The United States and China are locked in a battle over trade that seems to be escalating by the day.
First, there were US tariffs on steel and aluminum imports. Then the United States proposed tariffs on $ 50 billion worth of Chinese goods, following an investigation into intellectual property theft. China said it would match the move with $ 50 billion in tariffs of its own, on items like aircraft and autos.
On Thursday, the situation intensified. President Donald Trump, angered at China’s response, said he’s considering an additional $ 100 billion in tariffs. The Chinese government said it doesn’t want to fight a trade war, but isn’t afraid to do so if necessary.
We asked CNN readers to share their questions about the dispute — what’s happened, where it’s headed and what it could mean for you.
Here are the answers to some initial questions (lightly edited for clarity). Have your own? You can submit it here, and it could be featured in a future story.
Who has the upper hand in a trade war — the US or China? Which country stands to lose more?
It all depends on how you cut it.
The United States has one big advantage: It ships $ 130 billion worth of goods to China, while China send $ 505 billion worth of goods to the US. That means the United States has a much longer list of products it could target, should it need to.
However, China could be in a stronger situation politically than the United States. Chinese President Xi Jinping has absolute power and tools at his disposal to limit public dissent. Trump, meanwhile, has to contend with midterm elections, powerful lobby groups and a free press. He could be more vulnerable to public pressure if prices rise and business suffers because of the tariffs.
“Both sides would end up badly bruised. Politically, [China] may have more stomach for it than we do,” said Phil Levy, senior fellow at the Chicago Council on Global Affairs.
Which items should I stock up on before prices increase?
Don’t race to the store just yet. The Trump administration has identified about 1,300 Chinese exports that could be targeted with 25% tariffs. Consumer electronics and various home appliances — including flat-screen TVs and dishwashers — could get more expensive if the government works off of this list, and companies decide to pass the cost of the new taxes on to customers.
But there’s still time for businesses to lobby the government to remove certain items from the list, and additional products can still be tacked on.

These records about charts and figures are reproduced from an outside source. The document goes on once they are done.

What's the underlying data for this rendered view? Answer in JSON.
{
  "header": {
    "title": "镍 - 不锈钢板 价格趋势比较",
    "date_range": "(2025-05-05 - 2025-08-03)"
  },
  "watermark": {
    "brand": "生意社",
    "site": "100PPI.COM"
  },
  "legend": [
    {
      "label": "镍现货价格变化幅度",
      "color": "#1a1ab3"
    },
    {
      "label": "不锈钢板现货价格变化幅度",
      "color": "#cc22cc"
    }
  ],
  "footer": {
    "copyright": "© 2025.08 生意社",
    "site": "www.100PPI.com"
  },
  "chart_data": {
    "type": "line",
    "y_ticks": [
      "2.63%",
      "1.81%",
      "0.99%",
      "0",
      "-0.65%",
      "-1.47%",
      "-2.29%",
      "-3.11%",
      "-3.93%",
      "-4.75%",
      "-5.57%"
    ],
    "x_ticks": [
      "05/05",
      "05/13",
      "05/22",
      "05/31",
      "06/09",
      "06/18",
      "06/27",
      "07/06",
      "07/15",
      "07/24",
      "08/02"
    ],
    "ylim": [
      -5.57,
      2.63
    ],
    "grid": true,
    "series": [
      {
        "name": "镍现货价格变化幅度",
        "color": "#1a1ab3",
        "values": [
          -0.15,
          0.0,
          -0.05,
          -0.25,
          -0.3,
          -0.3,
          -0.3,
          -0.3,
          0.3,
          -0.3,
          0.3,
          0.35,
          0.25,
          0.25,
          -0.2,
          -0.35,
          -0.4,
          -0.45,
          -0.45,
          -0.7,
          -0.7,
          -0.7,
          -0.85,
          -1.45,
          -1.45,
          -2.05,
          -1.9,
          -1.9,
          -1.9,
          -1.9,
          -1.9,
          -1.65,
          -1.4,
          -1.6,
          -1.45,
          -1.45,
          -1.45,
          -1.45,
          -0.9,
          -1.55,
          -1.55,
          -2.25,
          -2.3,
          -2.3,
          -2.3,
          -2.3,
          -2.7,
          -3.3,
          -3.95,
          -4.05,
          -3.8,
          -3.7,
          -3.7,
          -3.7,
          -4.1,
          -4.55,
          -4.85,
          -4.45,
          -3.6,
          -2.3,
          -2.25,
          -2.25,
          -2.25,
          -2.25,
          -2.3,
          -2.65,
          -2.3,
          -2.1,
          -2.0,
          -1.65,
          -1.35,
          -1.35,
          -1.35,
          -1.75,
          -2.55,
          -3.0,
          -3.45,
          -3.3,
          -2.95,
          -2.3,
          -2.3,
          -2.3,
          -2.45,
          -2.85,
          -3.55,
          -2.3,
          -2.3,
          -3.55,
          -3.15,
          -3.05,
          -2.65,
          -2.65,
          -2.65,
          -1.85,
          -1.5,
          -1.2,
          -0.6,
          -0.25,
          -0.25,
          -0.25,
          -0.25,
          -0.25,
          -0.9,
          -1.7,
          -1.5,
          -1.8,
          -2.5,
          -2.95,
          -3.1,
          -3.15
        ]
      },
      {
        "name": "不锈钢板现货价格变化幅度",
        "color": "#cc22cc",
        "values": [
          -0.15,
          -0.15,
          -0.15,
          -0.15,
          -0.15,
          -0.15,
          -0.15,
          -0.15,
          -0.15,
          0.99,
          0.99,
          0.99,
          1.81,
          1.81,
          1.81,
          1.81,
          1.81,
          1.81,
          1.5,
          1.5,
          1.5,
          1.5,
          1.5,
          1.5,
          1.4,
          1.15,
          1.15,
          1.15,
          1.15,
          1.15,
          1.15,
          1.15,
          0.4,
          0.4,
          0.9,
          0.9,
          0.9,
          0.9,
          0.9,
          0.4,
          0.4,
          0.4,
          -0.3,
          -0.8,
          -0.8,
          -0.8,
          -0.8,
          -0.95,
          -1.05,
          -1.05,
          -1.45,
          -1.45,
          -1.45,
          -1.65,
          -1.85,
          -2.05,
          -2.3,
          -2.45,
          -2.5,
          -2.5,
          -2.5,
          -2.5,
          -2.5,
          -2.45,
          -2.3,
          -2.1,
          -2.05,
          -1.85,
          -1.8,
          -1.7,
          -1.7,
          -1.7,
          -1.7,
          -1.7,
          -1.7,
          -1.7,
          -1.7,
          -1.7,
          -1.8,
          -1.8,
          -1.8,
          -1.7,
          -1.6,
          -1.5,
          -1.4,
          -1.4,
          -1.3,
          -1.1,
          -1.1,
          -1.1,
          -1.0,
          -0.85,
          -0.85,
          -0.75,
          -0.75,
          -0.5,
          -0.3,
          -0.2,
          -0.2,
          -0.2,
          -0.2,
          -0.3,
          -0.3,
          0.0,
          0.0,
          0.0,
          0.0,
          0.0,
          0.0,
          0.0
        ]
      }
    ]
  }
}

I often buy inexpensive clothing for myself and my family at stores like Old Navy and Target. Will the cost of our clothing go up because of the tariffs?
Clothing and shoes were excluded from the Trump administration’s initial list of the 1,300 Chinese exports.
But the retail industry is worried that apparel and footwear could still get hit. If Trump goes ahead with an additional $ 100 billion in tariffs on Chinese exports, he won’t have as many items to choose from. That could mean T-shirts and sneakers get thrown into the mix.
Will the trade fight affect my 401(k)?
It’s already is.
In the past week, the stock market has been volatile due to trade war fears, and your 401(k) account could take short-term hit. But day-to-day moves are tolerable for most 401(k) holders in the long run.
Bigger problems can arise if costs for companies go up because of the tariffs. US tariffs on China include many parts that go into products, like bolts. Higher production costs would lead to thinner profits, which could spook investors and sink stocks. Broader concerns about corporate earnings and global growth could eventually trigger a stock selloff.
Of course,if all this talk is just bluster, and no or few tariffs are ultimately applied, this period of volatility will pass — and a typical, diversified 401(k) will be just fine.
Is the threat of Intellectual property theft real? If so, is $ 50 billion in tariffs an appropriate response?
It’s widely accepted in the United States that China steals American companies’ software, patents and other technology.
Chinese firms, backed with government support and sometimes funding, force US companies that want to operate in China to go into joint ventures. That forces the US companies to share their secrets with similar Chinese companies. Eventually, the Chinese firm takes the technology, pushes out the US company and profits from it.
Everybody on the US side basically agrees that this is a problem. But there’s a debate about the right remedy.
The appropriate response is more about scope of the tariffs than the dollar value attached to them. If the US administration focused on punishing Chinese tech companies that had stolen US tech, that would be a very targeted, narrow approach.
The concern is that the US response will hit lots of Chinese industries, some of which may have nothing to do with intellectual property theft. The tariffs include some odd items like artificial teeth. It’s hard to argue that China stole those patents from the United States. (Caveat — we are not experts in the market for artificial teeth.)
Will the tariffs create US jobs?
The tariffs will certainly protect some jobs.
For example, Trump has already imposed a 25% tariff on imported steel from most countries. US steel companies have indicated they will hire more workers as a result of the tariff. Something similar couldplay out with the tariffs on China. If certain imports from China drop, American companies that make these products may need to ramp up production, which would boost hiring.
However, it’s an open question as to whether the tariffs — both on steel and on China — will save more jobs than they cost.
For instance, there are far more jobs in industries that use steel, like car companies, than companies that actually make steel. So the steel tariff is poised to hurt more jobs than it helps.